Five amazing walking trails in and around Perth
With sunny clear skies a WA trademark, exploring Perth on foot is a natural fit. Especially when there’s native bushland, sandy beaches, rocky escarpments and serene waterfalls to discover.
Team your enthusiasm with drinking water, a hat, sunscreen and this top five list, and your Perth adventure will be as simple as putting one foot in front of the other.
Short and sharp: Kings Park
The 2.5km Law Walk loop may only take an hour, but it gets the heart pumping. Depart from the Swan Carpark (within Kings Park) and follow the rollercoaster-like bush trail up and down an escarpment overlooking the Swan River. Along the way, you can stop at the Dryandra Lookout, a sensational viewing platform, and the 620m-long Lotterywest Federation Walkway, which includes a tree canopy bridge with glass sides. Parts of this walk are wheelchair and pram accessible.
More info: www.bgpa.wa.gov.au
Easy and urban – with kangaroos: Swan River Loop
If you like to be within sight of city skyscrapers, this easy 10km loop walk is for you. Kicking off from Elizabeth Quay, it traces the edge of the placid Swan River, heading east then crossing to the city’s southern side using the Causeway Bridge. It cuts through Heirisson Island – jump off the trail to explore the island’s western side, where a handful of tame kangaroos roam (best seen before 10am or after 5pm).
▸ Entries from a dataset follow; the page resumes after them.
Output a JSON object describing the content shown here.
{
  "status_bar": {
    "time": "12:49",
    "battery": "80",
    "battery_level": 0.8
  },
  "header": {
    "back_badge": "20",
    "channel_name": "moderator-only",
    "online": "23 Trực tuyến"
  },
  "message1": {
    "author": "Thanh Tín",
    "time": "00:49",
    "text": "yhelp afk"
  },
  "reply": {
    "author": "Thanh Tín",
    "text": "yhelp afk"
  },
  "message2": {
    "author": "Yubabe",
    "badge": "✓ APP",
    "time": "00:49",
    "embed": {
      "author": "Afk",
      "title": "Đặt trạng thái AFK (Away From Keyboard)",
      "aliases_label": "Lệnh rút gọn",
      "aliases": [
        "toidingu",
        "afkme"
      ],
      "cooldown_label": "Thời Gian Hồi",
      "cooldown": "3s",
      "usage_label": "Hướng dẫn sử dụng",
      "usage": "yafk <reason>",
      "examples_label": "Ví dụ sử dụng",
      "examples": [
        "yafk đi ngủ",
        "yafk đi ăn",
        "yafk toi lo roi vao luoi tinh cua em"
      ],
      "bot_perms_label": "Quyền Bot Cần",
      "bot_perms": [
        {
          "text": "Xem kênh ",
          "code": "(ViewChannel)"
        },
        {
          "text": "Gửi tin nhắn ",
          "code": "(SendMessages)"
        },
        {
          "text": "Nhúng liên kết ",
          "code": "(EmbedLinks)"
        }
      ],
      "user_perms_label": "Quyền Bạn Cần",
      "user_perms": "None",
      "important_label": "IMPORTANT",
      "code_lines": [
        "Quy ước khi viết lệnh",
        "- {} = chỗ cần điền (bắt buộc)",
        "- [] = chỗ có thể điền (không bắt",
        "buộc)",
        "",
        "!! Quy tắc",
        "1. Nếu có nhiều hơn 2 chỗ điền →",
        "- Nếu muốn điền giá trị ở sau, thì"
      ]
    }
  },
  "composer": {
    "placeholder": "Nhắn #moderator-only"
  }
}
Return to the path and tour South Perth’s parklands, refueling at Mister Walker jetty cafe. If you’re tired, return to base on the commuter ferry, or plough on and cross back along the Narrows Bridge. This one’s also do-able on bike.
Natural beauty: Lesmurdie Falls
Pack a picnic and expect to get snap happy in the easy-access Perth Hills. Follow the trail downhill to the viewing deck over the top of the falls, where you’re rewarded with hazy views of the city. Then trek down a steeper gradient, weaving through native bush until you reach flat ground smattered with rocks and ferns. The trail curls around then gently rises towards the gushing falls. The return trip’s many steps will raise your pulse. It’s best to go in winter, when upstream flows are strongest, or spring, when cascades froth and wildflowers bloom. This hike is about 2km long.
Quokkas and beaches: Rottnest Island
Only 19km over water from Perth, the Wadjemup Bidi groups together a number of walks that link to create an entire circumnavigation of Rottnest Island. Take on the whole 45km journey, or choose your own adventure, with 5-10km sections revealing coves and beaches, salt lakes and boardwalks, quokka-populated bushland and steep hills. Wadjemup is the Aboriginal name for Rottnest Island, and bidi means trail in the language of the island’s traditional owners, the Whadjuk Noongar. Check the Island Explorer bus timetable for drop-off and pick-up points.
More info: www.rottnestisland.com/wadjemupbidi
Long and epic: Bibbulmun Track
This is the hike to end all hikes in WA: it measures 1000km end to end, and its starting point is in historic Kalamunda, a rural suburb in the Perth Hills. It serpentines all the way to coastal Albany, taking about eight weeks for experienced hikers to cover, and is dotted with basic shelters and signing-in honour rolls. An enjoyable section close to Perth kicks off near the historic Mundaring Weir Hotel; follow the track to the Golden View Lookout and South Ledge picnic area, which grants impressive views of their weir and Lake CY O’Connor.